Cumhurbaşkanı Erdoğan’ın konuşmasından herhalde en fazla Azerbaycan Devlet Başkanı İlham Aliyev rahatsız olmuştur. Bir kere Azerbaycan, İsrail’in Türk Dünyasında ve İslam alemindeki tek kankası. Azerbaycan İsrail’in gaz ihtiyacını karşılıyor, İsrail de Azerbaycana silah satıyor. Ayrıca Karabağ zaferine Türkiye’nin ortak olması yaklaşan seçimler öncesinde Aliyev’in de hiç hoşuna gitmemiş olmalı. Nitekim Azerbaycan’da yayın yapan 1news’in haberine göre, Azerbaycan savunma Bakanlığı bir açıklama yaparak Azerbaycan’ın toprak bütünlüğünün ve egemenliğinin restorasyonu için yapılan savaşlara hiçbir devletin silahlı kuvvetler personelinin katılmadığını bildirmiş.
Cumhurbaşkanı Erdoğan’ın güç kullanma tehdidinin İsrail vahşetini durduracağını hiç sanmam.
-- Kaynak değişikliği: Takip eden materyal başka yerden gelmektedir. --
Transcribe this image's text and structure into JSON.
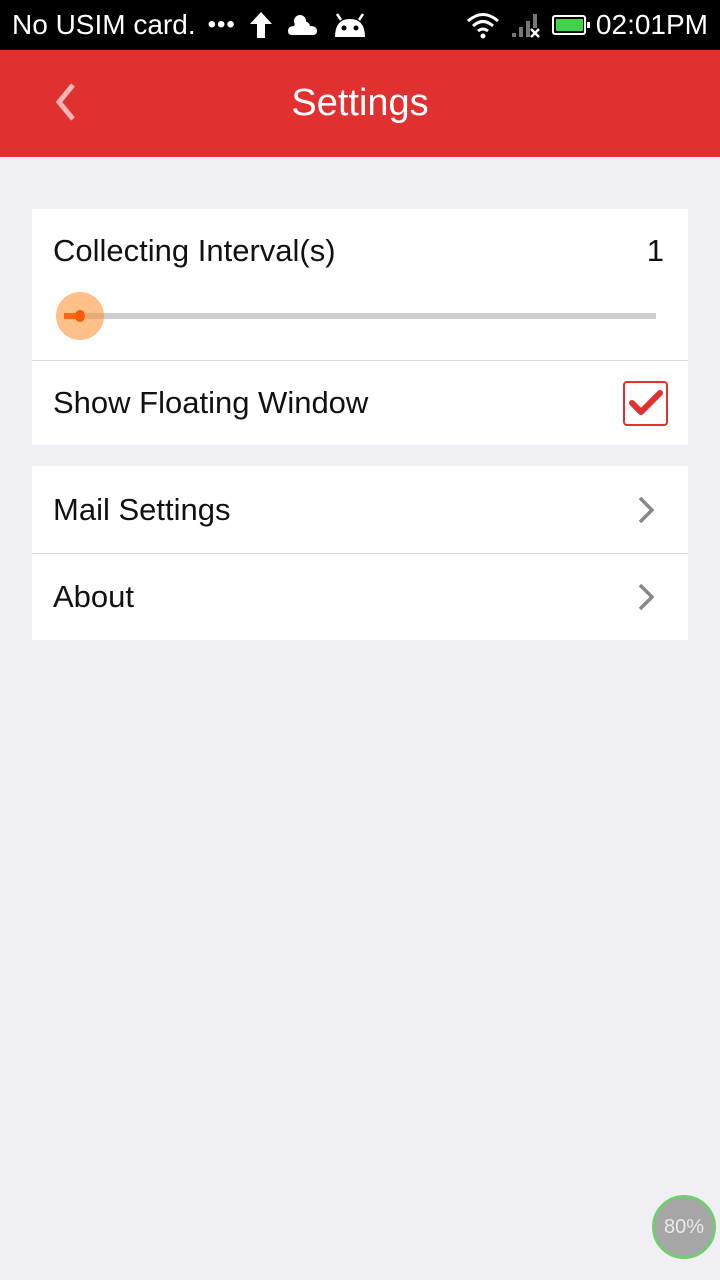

Aksine söylem bazında İsrail’in Türkiye karşıtlığını şimdiden daha da azdırdı. Dışişleri Bakanı Israel Katz aynı akşam X’deki hesabından Cumhurbaşkanı Erdoğan’ın sonunu Saddam’a benzeten fotoğraflı çirkin bir paylaşımda bulundu. Cumhurbaşkanı Erdoğanın konuşması İsrail’de ve Batıda tepkiyle karşılanırken Arap dünyasından da Kongre’de Netanyahu’nun aldığı alkış kadar takdir almadı.
Türkiye İsrail’e girer mi?
Peki Türkiye İsrail’e girebilir mi? Bu sorunun cevabı Amerika İsrail’in arkasında durduğu sürece tek kelimeyle “hayır”. Ayrıca ne Avrupa’daki dengeler ne de Araplar arasındaki rekabet Türkiye’nin İsrail’e askeri bir harekat düzenlemesine imkan verir.
Allah’tan Cumhurbaşkanı Erdoğan “aynısını onlara da yaparız” derken, ifadelerinin önüne ve arkasına iki kez “biz güçlü olmalıyız ki” şerhini koymuş. Her ne kadar Türkiye son yıllarda savunma sanayii alanında oldukça güçlendiyse de motorize birliklerinin 20 saatte ulaşabileceği bir ülkeyi işgal edebilecek seviyeye geldiği söylenemez.
Bu arada “akara makara yapmak” ne anlama geliyor? Onu da hala çözebilmiş değilim.